Die EU-Staaten haben einem Zeitungsbericht zufolge kaum noch Finanzmittel, um gegen die schwere Wirtschaftskrise mit weiteren großen Bankenrettungs- und Konjunkturpaketen anzukämpfen. Das schreibt die "Financial Times Deutschland" unter Berufung auf einen vertraulichen Bericht des einflussreichen Wirtschafts- und Finanzausschusses (WFA). Im WFA sind die Finanzministerien, die Kommission und die Europäische Zentralbank durch Spitzenbeamte vertreten.
"Die vollen Auswirkungen des Abschwungs werden in der Realwirtschaft bei Wachstum und Beschäftigung im ersten und zweiten Quartal 2009 genau zu dem Zeitpunkt sichtbar, wenn die Bürger davon überzeugt werden müssen, dass die Konjunkturprogramme mit der Zeit Ergebnisse bringen", zitiert die Zeitung aus dem Bericht. "Der Druck auf die Regierungen wird steigen, zusätzliche kostspielige Unterstützungsmaßnahmen anzuschieben, doch ihr fiskalischer Spielraum ist stark reduziert."
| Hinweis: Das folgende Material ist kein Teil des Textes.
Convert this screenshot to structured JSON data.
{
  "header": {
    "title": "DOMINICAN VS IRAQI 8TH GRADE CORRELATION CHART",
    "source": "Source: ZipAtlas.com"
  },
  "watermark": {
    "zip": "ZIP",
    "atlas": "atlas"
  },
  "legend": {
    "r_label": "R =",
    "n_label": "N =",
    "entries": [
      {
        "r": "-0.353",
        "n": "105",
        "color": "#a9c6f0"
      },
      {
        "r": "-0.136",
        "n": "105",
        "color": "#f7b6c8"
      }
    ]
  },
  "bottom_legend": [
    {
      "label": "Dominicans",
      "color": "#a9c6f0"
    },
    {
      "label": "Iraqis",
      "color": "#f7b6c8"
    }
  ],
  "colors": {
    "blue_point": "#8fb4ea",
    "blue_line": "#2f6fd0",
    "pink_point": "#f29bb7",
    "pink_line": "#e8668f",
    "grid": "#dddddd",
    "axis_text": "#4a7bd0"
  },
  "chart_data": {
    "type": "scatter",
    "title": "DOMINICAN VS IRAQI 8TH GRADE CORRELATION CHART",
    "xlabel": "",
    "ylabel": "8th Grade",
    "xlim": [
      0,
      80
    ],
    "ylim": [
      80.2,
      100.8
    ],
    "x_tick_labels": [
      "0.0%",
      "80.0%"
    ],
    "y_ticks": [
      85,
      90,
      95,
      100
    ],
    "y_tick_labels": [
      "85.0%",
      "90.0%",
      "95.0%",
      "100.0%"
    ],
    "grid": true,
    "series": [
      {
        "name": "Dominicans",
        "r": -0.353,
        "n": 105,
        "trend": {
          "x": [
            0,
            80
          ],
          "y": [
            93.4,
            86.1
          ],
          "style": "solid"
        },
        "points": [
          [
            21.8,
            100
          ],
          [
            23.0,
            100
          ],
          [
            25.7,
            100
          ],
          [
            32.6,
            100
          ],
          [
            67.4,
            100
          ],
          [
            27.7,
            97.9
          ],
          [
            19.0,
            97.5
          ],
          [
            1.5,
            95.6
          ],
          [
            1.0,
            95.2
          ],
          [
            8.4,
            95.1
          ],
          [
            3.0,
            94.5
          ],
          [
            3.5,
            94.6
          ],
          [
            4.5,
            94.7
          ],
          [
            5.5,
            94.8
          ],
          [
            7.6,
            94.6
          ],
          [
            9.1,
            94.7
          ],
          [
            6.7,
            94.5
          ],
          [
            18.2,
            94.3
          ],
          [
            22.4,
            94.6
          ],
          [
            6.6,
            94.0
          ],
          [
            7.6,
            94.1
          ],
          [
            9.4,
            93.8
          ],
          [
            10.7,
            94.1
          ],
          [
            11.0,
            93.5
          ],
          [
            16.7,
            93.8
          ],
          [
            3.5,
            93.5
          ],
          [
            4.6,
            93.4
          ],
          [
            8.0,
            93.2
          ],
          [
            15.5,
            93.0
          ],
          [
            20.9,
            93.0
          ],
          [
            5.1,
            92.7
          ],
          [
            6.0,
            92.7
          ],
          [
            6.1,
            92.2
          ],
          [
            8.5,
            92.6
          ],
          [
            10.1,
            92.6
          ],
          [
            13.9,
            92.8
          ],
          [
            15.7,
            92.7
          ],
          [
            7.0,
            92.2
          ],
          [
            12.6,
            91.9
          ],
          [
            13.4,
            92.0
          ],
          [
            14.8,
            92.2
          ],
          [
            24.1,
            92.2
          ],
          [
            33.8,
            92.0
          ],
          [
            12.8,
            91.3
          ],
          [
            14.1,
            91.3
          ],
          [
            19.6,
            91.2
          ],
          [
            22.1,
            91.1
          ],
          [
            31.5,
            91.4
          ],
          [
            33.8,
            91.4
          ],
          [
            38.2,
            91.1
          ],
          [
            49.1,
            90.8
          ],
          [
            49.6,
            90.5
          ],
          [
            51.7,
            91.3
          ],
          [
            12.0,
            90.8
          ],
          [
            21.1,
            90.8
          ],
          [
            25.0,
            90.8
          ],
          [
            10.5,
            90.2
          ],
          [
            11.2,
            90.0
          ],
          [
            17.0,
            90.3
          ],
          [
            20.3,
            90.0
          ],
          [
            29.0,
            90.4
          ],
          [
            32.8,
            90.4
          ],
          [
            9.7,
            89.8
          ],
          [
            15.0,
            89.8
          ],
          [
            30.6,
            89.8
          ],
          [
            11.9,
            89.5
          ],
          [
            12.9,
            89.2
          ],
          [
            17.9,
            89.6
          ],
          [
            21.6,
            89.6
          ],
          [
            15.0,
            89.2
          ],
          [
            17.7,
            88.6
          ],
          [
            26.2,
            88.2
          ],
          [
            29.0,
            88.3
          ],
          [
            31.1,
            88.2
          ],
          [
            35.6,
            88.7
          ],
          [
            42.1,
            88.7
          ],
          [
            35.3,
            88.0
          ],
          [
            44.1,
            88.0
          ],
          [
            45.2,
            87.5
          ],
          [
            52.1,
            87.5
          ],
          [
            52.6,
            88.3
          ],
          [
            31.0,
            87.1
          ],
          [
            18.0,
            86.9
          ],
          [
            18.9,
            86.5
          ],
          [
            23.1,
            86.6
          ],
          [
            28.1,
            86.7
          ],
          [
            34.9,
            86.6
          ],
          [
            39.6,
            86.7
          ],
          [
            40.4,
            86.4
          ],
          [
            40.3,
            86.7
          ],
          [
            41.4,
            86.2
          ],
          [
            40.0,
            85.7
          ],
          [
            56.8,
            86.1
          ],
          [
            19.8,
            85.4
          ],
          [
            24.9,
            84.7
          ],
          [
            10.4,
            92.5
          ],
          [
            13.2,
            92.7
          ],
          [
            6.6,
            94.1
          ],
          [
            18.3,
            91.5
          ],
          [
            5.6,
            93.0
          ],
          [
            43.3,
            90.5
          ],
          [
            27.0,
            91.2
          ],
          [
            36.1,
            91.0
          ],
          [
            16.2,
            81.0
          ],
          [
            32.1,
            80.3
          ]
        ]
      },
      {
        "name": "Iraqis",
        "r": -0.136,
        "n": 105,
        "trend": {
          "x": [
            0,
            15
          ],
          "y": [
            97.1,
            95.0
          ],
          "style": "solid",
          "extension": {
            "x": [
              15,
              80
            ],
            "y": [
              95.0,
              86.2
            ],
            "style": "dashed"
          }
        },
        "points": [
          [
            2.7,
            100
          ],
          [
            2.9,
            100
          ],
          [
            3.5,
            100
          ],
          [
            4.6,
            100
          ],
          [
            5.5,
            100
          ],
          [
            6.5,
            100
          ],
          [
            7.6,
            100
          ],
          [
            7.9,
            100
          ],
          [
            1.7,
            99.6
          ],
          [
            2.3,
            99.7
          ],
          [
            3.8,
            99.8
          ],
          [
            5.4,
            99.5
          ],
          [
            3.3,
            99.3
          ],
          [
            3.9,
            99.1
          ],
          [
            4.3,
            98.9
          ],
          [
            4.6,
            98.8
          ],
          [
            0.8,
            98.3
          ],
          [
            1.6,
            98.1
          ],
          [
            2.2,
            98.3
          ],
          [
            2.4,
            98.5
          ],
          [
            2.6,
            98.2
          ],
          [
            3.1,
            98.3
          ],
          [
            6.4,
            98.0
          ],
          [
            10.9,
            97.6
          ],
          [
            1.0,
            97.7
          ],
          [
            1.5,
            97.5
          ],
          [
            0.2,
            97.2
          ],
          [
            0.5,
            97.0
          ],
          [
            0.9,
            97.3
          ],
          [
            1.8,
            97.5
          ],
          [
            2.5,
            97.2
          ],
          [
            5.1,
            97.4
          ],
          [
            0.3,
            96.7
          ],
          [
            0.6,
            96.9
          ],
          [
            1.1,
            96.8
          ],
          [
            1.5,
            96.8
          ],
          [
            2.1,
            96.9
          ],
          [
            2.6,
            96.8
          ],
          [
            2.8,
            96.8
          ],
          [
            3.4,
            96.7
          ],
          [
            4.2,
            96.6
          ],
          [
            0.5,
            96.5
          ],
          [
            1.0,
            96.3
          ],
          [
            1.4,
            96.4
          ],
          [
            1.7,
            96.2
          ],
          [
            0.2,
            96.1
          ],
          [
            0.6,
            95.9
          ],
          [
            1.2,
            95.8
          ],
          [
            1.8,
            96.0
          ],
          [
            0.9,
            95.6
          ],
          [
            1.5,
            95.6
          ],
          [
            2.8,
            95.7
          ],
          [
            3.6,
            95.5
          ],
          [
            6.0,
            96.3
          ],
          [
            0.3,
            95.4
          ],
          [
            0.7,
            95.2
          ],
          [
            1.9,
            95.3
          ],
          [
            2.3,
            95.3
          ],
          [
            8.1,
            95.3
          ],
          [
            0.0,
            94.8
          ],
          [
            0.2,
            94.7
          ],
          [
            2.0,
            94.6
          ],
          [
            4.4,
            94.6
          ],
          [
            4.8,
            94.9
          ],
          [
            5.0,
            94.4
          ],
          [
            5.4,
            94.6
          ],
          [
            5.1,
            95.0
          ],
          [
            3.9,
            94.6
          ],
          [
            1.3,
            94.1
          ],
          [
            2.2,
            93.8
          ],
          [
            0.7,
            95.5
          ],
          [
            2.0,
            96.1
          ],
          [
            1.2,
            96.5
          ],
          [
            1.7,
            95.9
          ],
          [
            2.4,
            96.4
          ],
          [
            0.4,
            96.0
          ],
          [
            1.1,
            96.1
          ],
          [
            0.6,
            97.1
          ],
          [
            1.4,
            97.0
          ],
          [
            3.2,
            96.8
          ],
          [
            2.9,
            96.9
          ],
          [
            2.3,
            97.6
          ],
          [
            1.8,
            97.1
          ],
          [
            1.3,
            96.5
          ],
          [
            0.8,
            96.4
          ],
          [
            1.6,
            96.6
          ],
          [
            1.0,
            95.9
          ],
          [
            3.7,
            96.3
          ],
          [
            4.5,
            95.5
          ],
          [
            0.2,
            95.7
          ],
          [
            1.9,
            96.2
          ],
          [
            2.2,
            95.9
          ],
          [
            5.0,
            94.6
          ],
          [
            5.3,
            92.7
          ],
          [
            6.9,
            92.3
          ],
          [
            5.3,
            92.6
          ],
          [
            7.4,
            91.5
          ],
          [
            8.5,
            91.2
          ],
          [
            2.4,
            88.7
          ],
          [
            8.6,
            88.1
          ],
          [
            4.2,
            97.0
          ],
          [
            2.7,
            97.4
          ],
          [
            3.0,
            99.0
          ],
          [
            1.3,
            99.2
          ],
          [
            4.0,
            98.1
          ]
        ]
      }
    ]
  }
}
Der Bericht taxiert das Gesamtvolumen der nationalen Konjunkturpakete in der EU laut "FTD" für die Jahre 2009 und 2010 auf drei bis vier Prozent des Bruttoinlandsprodukts (BIP) der Gemeinschaft. "Das Haushaltsdefizit dürfte 2010 (in der EU) ein Niveau von 4,8 Prozent erreichen, also den höchsten Wert seit 15 Jahren", zitiert die Zeitung aus dem Papier. In der EU gilt eine Defizitobergrenze von 3,0 Prozent.